Covid-19 and cheap oil will batter Canadian economy in 2020
The Canadian economy will be battered by Covid-19 and oil price declines in 2020, according to Deloitte’s March 2020 quarterly economic outlook. The report projects a small decline in GDP in the first quarter (-0.5%), a significant contraction in Q2 (-3.5), fading weakness in Q3 (-0.3), and then a rebound in Q4 (3.4). This will amount to a forecasted 0.2% decline in real GDP in Canada in 2020.
Canadian economic growth was already slowing in Q4 2019, with just a 0.3% annualized gain. However, Deloitte was optimistic that growth in Canada would improve in 2020, with China and the US reaching a trade agreement and Britain avoiding a hard Brexit.
However, the force majeure of Covid-19 has spread around the globe. The initial hit to China weakened the Asian country’s economy, lowering demand and depressing prices of commodities. Meanwhile, trade flows were disrupted, affecting global supply chains.
Covid-19 has since easily slipped by marginal containment efforts and spread across the world, with particularly drastic effects in Italy and Iran. The economic disruption has seen markets price in the possibility of a recession, while investors have been moving to the safety of cash, the US dollar, and gold.
Furthermore, a disagreement between Saudi Arabia and Russia saw the Gulf nation announce an increase in oil supply, leading to a plunge in oil prices.
Deloitte’s report projects a 0.2% decline in Canadian GDP in 2020, driven by weaker global demand, lower commodity prices, and restrictions on the movement of goods and people. Their base case assumption is that Covid-19 will eventually burn itself out in the summer, with a rebound of economic activity in the fourth quarter and 2021. Deloitte's economists note that it is incredibly difficult to make predictions in the midst of a pandemic, however, because there is a great deal of uncertainty as to the size and duration of the spread.
Consumer spending will be depressed by an inability to go to malls, restaurants, and other public places, while employment and personal income will be hit by reduced hiring and layoffs from containment efforts (e.g. restaurant employees, hotel workers, events industry staff). The most vulnerable sectors in the first three “tough quarters” of 2020 are energy, mining, hospitality, tourism, and transportation.

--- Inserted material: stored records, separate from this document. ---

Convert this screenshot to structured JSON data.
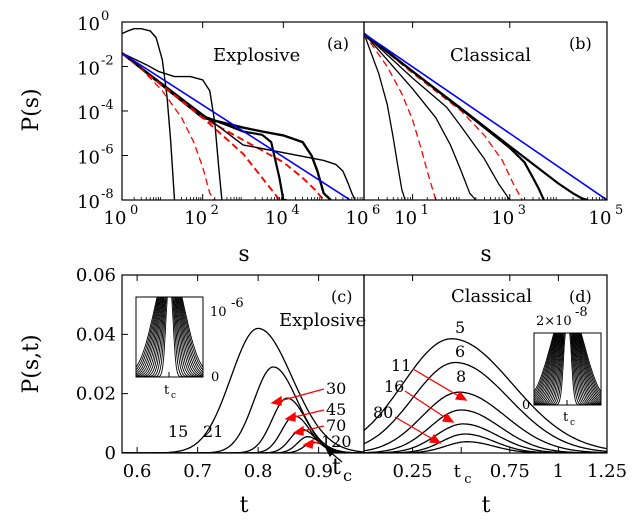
{
  "colors": {
    "black": "#000000",
    "red": "#ff0000",
    "blue": "#0000ff"
  },
  "chart_data": [
    {
      "id": "a",
      "type": "line",
      "panel_label": "(a)",
      "title": "Explosive",
      "ylabel": "P(s)",
      "xlabel": "s",
      "xscale": "log",
      "yscale": "log",
      "xlim": [
        1,
        1000000
      ],
      "ylim": [
        1e-08,
        1
      ],
      "xticks": [
        {
          "v": 1,
          "t": "10",
          "e": "0"
        },
        {
          "v": 100,
          "t": "10",
          "e": "2"
        },
        {
          "v": 10000,
          "t": "10",
          "e": "4"
        },
        {
          "v": 1000000,
          "t": "10",
          "e": "6"
        }
      ],
      "yticks": [
        {
          "v": 1,
          "t": "10",
          "e": "0"
        },
        {
          "v": 0.01,
          "t": "10",
          "e": "-2"
        },
        {
          "v": 0.0001,
          "t": "10",
          "e": "-4"
        },
        {
          "v": 1e-06,
          "t": "10",
          "e": "-6"
        },
        {
          "v": 1e-08,
          "t": "10",
          "e": "-8"
        }
      ],
      "series": [
        {
          "color": "black",
          "style": "solid",
          "width": 1.4,
          "x": [
            1,
            1.5,
            2,
            3,
            5,
            7,
            10,
            13,
            16,
            20
          ],
          "y": [
            0.3,
            0.42,
            0.5,
            0.5,
            0.4,
            0.2,
            0.02,
            0.0005,
            5e-06,
            1e-08
          ]
        },
        {
          "color": "black",
          "style": "solid",
          "width": 1.4,
          "x": [
            1,
            2,
            4,
            8,
            20,
            50,
            100,
            150,
            200,
            250,
            300
          ],
          "y": [
            0.04,
            0.022,
            0.012,
            0.006,
            0.0035,
            0.0035,
            0.0025,
            0.0008,
            3e-05,
            3e-07,
            1e-08
          ]
        },
        {
          "color": "red",
          "style": "dashed",
          "width": 1.3,
          "x": [
            1,
            3,
            10,
            30,
            60,
            100,
            150,
            200
          ],
          "y": [
            0.04,
            0.008,
            0.0008,
            5e-05,
            4e-06,
            3e-07,
            2e-08,
            1e-08
          ]
        },
        {
          "color": "black",
          "style": "solid",
          "width": 2.2,
          "x": [
            1,
            10,
            100,
            500,
            1000,
            3000,
            5000,
            8000,
            10000,
            12000
          ],
          "y": [
            0.04,
            0.0015,
            6e-05,
            2e-05,
            1.2e-05,
            8.5e-06,
            4e-06,
            1e-07,
            1e-08,
            1e-08
          ]
        },
        {
          "color": "red",
          "style": "dashed",
          "width": 1.9,
          "x": [
            1,
            10,
            100,
            1000,
            2000,
            4000,
            6000,
            8000
          ],
          "y": [
            0.04,
            0.0015,
            5e-05,
            1.2e-06,
            2.5e-07,
            5e-08,
            2e-08,
            1e-08
          ]
        },
        {
          "color": "black",
          "style": "solid",
          "width": 2.4,
          "x": [
            1,
            100,
            1000,
            3000,
            10000,
            30000,
            50000,
            70000,
            100000,
            150000
          ],
          "y": [
            0.04,
            5e-05,
            1.8e-05,
            1.2e-05,
            8e-06,
            4e-06,
            1e-06,
            2e-07,
            2e-08,
            1e-08
          ]
        },
        {
          "color": "red",
          "style": "dashed",
          "width": 1.9,
          "x": [
            1,
            100,
            1000,
            10000,
            30000,
            60000,
            100000
          ],
          "y": [
            0.04,
            5e-05,
            5e-06,
            5e-07,
            1e-07,
            3e-08,
            1e-08
          ]
        },
        {
          "color": "black",
          "style": "solid",
          "width": 1.4,
          "x": [
            1,
            1000,
            100000,
            200000,
            300000,
            400000,
            500000,
            600000
          ],
          "y": [
            0.04,
            3e-06,
            6e-07,
            4e-07,
            2e-07,
            6e-08,
            2e-08,
            1e-08
          ]
        },
        {
          "color": "blue",
          "style": "solid",
          "width": 1.6,
          "x": [
            1,
            1000000
          ],
          "y": [
            0.04,
            4e-09
          ]
        }
      ]
    },
    {
      "id": "b",
      "type": "line",
      "panel_label": "(b)",
      "title": "Classical",
      "xlabel": "s",
      "xscale": "log",
      "yscale": "log",
      "xlim": [
        1,
        100000
      ],
      "ylim": [
        1e-08,
        1
      ],
      "xticks": [
        {
          "v": 10,
          "t": "10",
          "e": "1"
        },
        {
          "v": 1000,
          "t": "10",
          "e": "3"
        },
        {
          "v": 100000,
          "t": "10",
          "e": "5"
        }
      ],
      "series": [
        {
          "color": "black",
          "style": "solid",
          "width": 1.3,
          "x": [
            1,
            2,
            3,
            4,
            5,
            6,
            7
          ],
          "y": [
            0.3,
            0.005,
            0.0002,
            6e-06,
            3e-07,
            3e-08,
            1e-08
          ]
        },
        {
          "color": "red",
          "style": "dashed",
          "width": 1.3,
          "x": [
            1,
            3,
            6,
            10,
            15,
            20,
            30
          ],
          "y": [
            0.3,
            0.01,
            0.0006,
            4e-05,
            2e-06,
            2e-07,
            1e-08
          ]
        },
        {
          "color": "black",
          "style": "solid",
          "width": 1.3,
          "x": [
            1,
            3,
            10,
            30,
            60,
            100,
            150,
            200
          ],
          "y": [
            0.3,
            0.02,
            0.001,
            5e-05,
            3e-06,
            2e-07,
            2e-08,
            1e-08
          ]
        },
        {
          "color": "black",
          "style": "solid",
          "width": 1.3,
          "x": [
            1,
            10,
            50,
            100,
            300,
            600,
            1000
          ],
          "y": [
            0.3,
            0.003,
            0.00015,
            2e-05,
            7e-07,
            5e-08,
            1e-08
          ]
        },
        {
          "color": "red",
          "style": "dashed",
          "width": 1.3,
          "x": [
            1,
            10,
            100,
            300,
            700,
            1200,
            1800
          ],
          "y": [
            0.3,
            0.005,
            0.0001,
            8e-06,
            6e-07,
            5e-08,
            1e-08
          ]
        },
        {
          "color": "black",
          "style": "solid",
          "width": 2.2,
          "x": [
            1,
            10,
            100,
            1000,
            2000,
            3000,
            4000,
            5000
          ],
          "y": [
            0.3,
            0.006,
            0.00012,
            2.2e-06,
            5e-07,
            1e-07,
            3e-08,
            1e-08
          ]
        },
        {
          "color": "black",
          "style": "solid",
          "width": 2.2,
          "x": [
            1,
            10,
            100,
            1000,
            10000,
            20000,
            30000,
            40000
          ],
          "y": [
            0.3,
            0.006,
            0.00013,
            2.6e-06,
            5.5e-08,
            2e-08,
            1.2e-08,
            1e-08
          ]
        },
        {
          "color": "blue",
          "style": "solid",
          "width": 1.6,
          "x": [
            1,
            100000
          ],
          "y": [
            0.3,
            1e-08
          ]
        }
      ]
    },
    {
      "id": "c",
      "type": "line",
      "panel_label": "(c)",
      "title": "Explosive",
      "ylabel": "P(s,t)",
      "xlabel": "t",
      "xlim": [
        0.575,
        0.975
      ],
      "ylim": [
        0,
        0.06
      ],
      "xticks": [
        {
          "v": 0.6,
          "t": "0.6"
        },
        {
          "v": 0.7,
          "t": "0.7"
        },
        {
          "v": 0.8,
          "t": "0.8"
        },
        {
          "v": 0.9,
          "t": "0.9"
        }
      ],
      "yticks": [
        {
          "v": 0,
          "t": "0"
        },
        {
          "v": 0.02,
          "t": "0.02"
        },
        {
          "v": 0.04,
          "t": "0.04"
        },
        {
          "v": 0.06,
          "t": "0.06"
        }
      ],
      "peaks": [
        {
          "center": 0.8,
          "height": 0.042,
          "width": 0.045,
          "label": "15"
        },
        {
          "center": 0.825,
          "height": 0.029,
          "width": 0.032,
          "label": "21"
        },
        {
          "center": 0.848,
          "height": 0.0185,
          "width": 0.025
        },
        {
          "center": 0.86,
          "height": 0.0125,
          "width": 0.021
        },
        {
          "center": 0.872,
          "height": 0.008,
          "width": 0.019
        },
        {
          "center": 0.882,
          "height": 0.0055,
          "width": 0.017
        },
        {
          "center": 0.892,
          "height": 0.0036,
          "width": 0.016
        }
      ],
      "annotations": [
        "15",
        "21",
        "30",
        "45",
        "70",
        "120",
        "t",
        "c"
      ],
      "inset": {
        "ylabel_text": "10",
        "ylabel_exp": "-6",
        "zero": "0",
        "tick_label": "t",
        "tick_sub": "c"
      }
    },
    {
      "id": "d",
      "type": "line",
      "panel_label": "(d)",
      "title": "Classical",
      "xlabel": "t",
      "xlim": [
        0,
        1.25
      ],
      "ylim": [
        0,
        0.06
      ],
      "xticks": [
        {
          "v": 0.25,
          "t": "0.25"
        },
        {
          "v": 0.75,
          "t": "0.75"
        },
        {
          "v": 1,
          "t": "1"
        },
        {
          "v": 1.25,
          "t": "1.25"
        }
      ],
      "tc_tick": {
        "v": 0.5,
        "t": "t",
        "sub": "c"
      },
      "peaks": [
        {
          "center": 0.45,
          "height": 0.0385,
          "width": 0.25,
          "label": "5"
        },
        {
          "center": 0.47,
          "height": 0.0305,
          "width": 0.22,
          "label": "6"
        },
        {
          "center": 0.49,
          "height": 0.0205,
          "width": 0.19,
          "label": "8"
        },
        {
          "center": 0.5,
          "height": 0.0145,
          "width": 0.16
        },
        {
          "center": 0.51,
          "height": 0.0098,
          "width": 0.14
        },
        {
          "center": 0.52,
          "height": 0.0064,
          "width": 0.12
        },
        {
          "center": 0.53,
          "height": 0.0038,
          "width": 0.11
        }
      ],
      "annotations": [
        "5",
        "6",
        "8",
        "11",
        "16",
        "80"
      ],
      "inset": {
        "ylabel_text": "2×10",
        "ylabel_exp": "-8",
        "zero": "0",
        "tick_label": "t",
        "tick_sub": "c"
      }
    }
  ]
}
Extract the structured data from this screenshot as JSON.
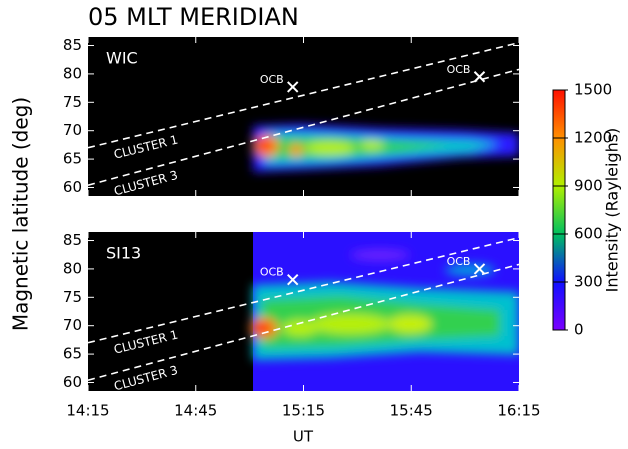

Automotive and real estate are also expected to have significantly weaker sales.
Alberta and Newfoundland will be particularly vulnerable due to the compounded effect of a huge drop in oil prices. All provinces, meanwhile, will be impacted by weaker demand for exports, softer consumer spending, lower business investment, and reduced tourism, according to the report.
The government’s stimulus response is key, as the pandemic creates a supply and demand shock where fiscal policy is more impactful than monetary policy (with interest rates close to zero anyway leaving little room to maneuver). The federal government has announced $82 billion in funding to address the impact of Covid-19 and measures to help support funding for businesses.